Combined Surface Flux Transport and Helioseismic Far-side Active Region Model (FARM)

Abstract: Maps of the magnetic field at the Sun's surface are commonly used as boundary conditions in space-weather modeling. However, continuous observations are only available from the Sun's Earth-facing side. One commonly used approach to mitigate the lack of far-side information is to apply a surface flux transport (SFT) model to model the evolution of the magnetic field as the Sun rotates. Helioseismology can image active regions on the far side using acoustic oscillations, and hence has the potential to improve the modeled surface magnetic field. In this study, we propose a novel approach for estimating magnetic fields of active regions on the Sun's far side based on seismic measurements, and then include them into a SFT model. To calibrate seismic signal to magnetic field, we apply our SFT model to line-of-sight magnetograms from SDO/HMI to obtain reference maps of global magnetic fields. The resulting maps are compared with seismic maps on the Sun's far side computed using helioseismic holography.
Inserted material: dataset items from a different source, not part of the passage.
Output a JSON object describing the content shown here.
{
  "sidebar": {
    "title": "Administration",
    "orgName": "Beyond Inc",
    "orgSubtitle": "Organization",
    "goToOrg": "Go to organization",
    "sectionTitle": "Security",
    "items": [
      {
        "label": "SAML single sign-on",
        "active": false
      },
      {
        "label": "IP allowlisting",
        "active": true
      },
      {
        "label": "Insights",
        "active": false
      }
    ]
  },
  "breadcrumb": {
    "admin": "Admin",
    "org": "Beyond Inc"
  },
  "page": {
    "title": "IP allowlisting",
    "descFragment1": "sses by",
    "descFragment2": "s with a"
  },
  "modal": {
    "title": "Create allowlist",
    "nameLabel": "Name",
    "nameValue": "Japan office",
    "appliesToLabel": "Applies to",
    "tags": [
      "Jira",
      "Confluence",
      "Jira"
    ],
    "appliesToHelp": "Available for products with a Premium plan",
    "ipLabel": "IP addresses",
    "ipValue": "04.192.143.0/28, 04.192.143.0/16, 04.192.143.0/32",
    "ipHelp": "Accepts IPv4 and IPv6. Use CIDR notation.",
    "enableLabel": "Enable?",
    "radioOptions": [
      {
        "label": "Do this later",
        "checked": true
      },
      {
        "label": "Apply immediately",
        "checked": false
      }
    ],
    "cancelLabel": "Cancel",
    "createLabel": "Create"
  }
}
The spatial structure of the magnetic field within an active region is reflected in the spatial structure of seismic phase shifts. We assign polarities to the unipolar magnetic-field concentrations based on Hale's law and require approximate flux balance between the two polarities. From 2010 to 2024, we modeled 859 active regions, with an average total unsigned flux of $7.84\cdot 10^{21}$ Mx and an average area of $4.48\cdot 10^{10}$ km$^{2}$. Approximately $4.2\%$ of the active regions were found to have an anti-Hale configuration, which we manually corrected. Comparisons between modeled open-field areas and EUV observations reveal a substantial improvement in agreement when far-side active regions are included. This proof of concept study demonstrates the potential of the ``combined surface flux transport and helioseismic Far-side Active Region Model'' (FARM) to improve space-weather modeling.